Reply #22   Dec 29, 2010 11:06 pm
Bill_H wrote:
We are seeing a lot more aluminum used than in the past. But we still see cast iron on the "heavier duty" machines. Aluminum is much cheaper and easier to manufacture a finished part with, but cast iron is much stronger and really has no downside except for the expense and weight. Weight is an advantage on the front of the machine so it comes down to cost.
And as we all (unfortunately) know, a great majority of today's machines are not built to last forever   they are built to maximize profits. I'm not saying profits are bad - we wouldn't have any companies making anything without them - but I am not a fan of maximizing profit by reducing quality.

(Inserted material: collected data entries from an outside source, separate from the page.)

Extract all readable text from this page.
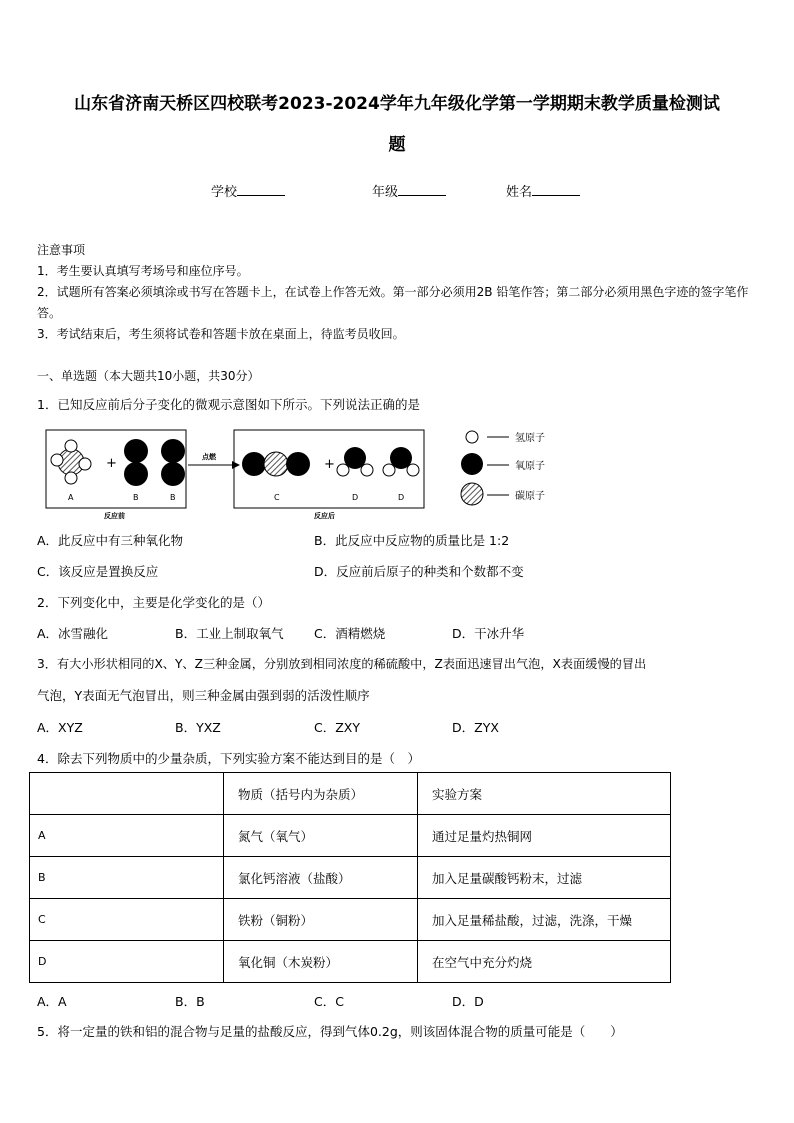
山东省济南天桥区四校联考2023-2024学年九年级化学第一学期期末教学质量检测试
题
学校	年级	姓名
注意事项
1．考生要认真填写考场号和座位序号。
2．试题所有答案必须填涂或书写在答题卡上，在试卷上作答无效。第一部分必须用2B 铅笔作答；第二部分必须用黑色字迹的签字笔作答。
3．考试结束后，考生须将试卷和答题卡放在桌面上，待监考员收回。
一、单选题（本大题共10小题，共30分）
1．已知反应前后分子变化的微观示意图如下所示。下列说法正确的是
+
A	B	B
反应前
点燃	+
C	D	D
反应后
氢原子
氧原子
碳原子
A．此反应中有三种氧化物	B．此反应中反应物的质量比是 1:2
C．该反应是置换反应	D．反应前后原子的种类和个数都不变
2．下列变化中，主要是化学变化的是（）
A．冰雪融化	B．工业上制取氧气 C．酒精燃烧	D．干冰升华
3．有大小形状相同的X、Y、Z三种金属，分别放到相同浓度的稀硫酸中，Z表面迅速冒出气泡，X表面缓慢的冒出
气泡，Y表面无气泡冒出，则三种金属由强到弱的活泼性顺序
A．XYZ	B．YXZ	C．ZXY	D．ZYX
4．除去下列物质中的少量杂质，下列实验方案不能达到目的是（　）
	物质（括号内为杂质）	实验方案
A	氮气（氧气）	通过足量灼热铜网
B	氯化钙溶液（盐酸）	加入足量碳酸钙粉末，过滤
C	铁粉（铜粉）	加入足量稀盐酸，过滤，洗涤，干燥
D	氧化铜（木炭粉）	在空气中充分灼烧
A．A	B．B	C．C	D．D
5．将一定量的铁和铝的混合物与足量的盐酸反应，得到气体0.2g，则该固体混合物的质量可能是（　　）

What you are saying is true to an extend.  However, there's is the other side of the coin that I'll just throw in for consideration.

With the aid of computers, CAD systems, and Finite Element Analysis, many companies have utilize these tools to optimize the design for the specific duty and stress.  Gear cases can be made lighter and of different material that is suitable for homeowner use.  It's smarter use of material, reduce costs to manufacturer, reduce unnecessary use of materials and energy, and makes it more price competitive.  Sure as a layman, we may naturally want things heavy and thick as it can represent robustness and reliable.  I can tell you these costs reductions are not merely driven by profit, but to remain price competitive to survive.  The age of computer and global economy has made that practice a necessity.  Consumers drive down costs, squeezing profit margins from suppliers.  It's a vicious cycle. 

As a consumers, one must realize that these changes are our own doing too.  Make your purchases wisely, and think about how it does affect the future the next time you step into Walmart, Costco, Home Depot, and Sams Club.

Americans wants things cheap, high salaries and wages, with good benefits.  Ask yourself how is this expectation sustainable.  For every American citizen, there are 20 other people who will gladly produce what you want for a whole lot less pay than what we expect.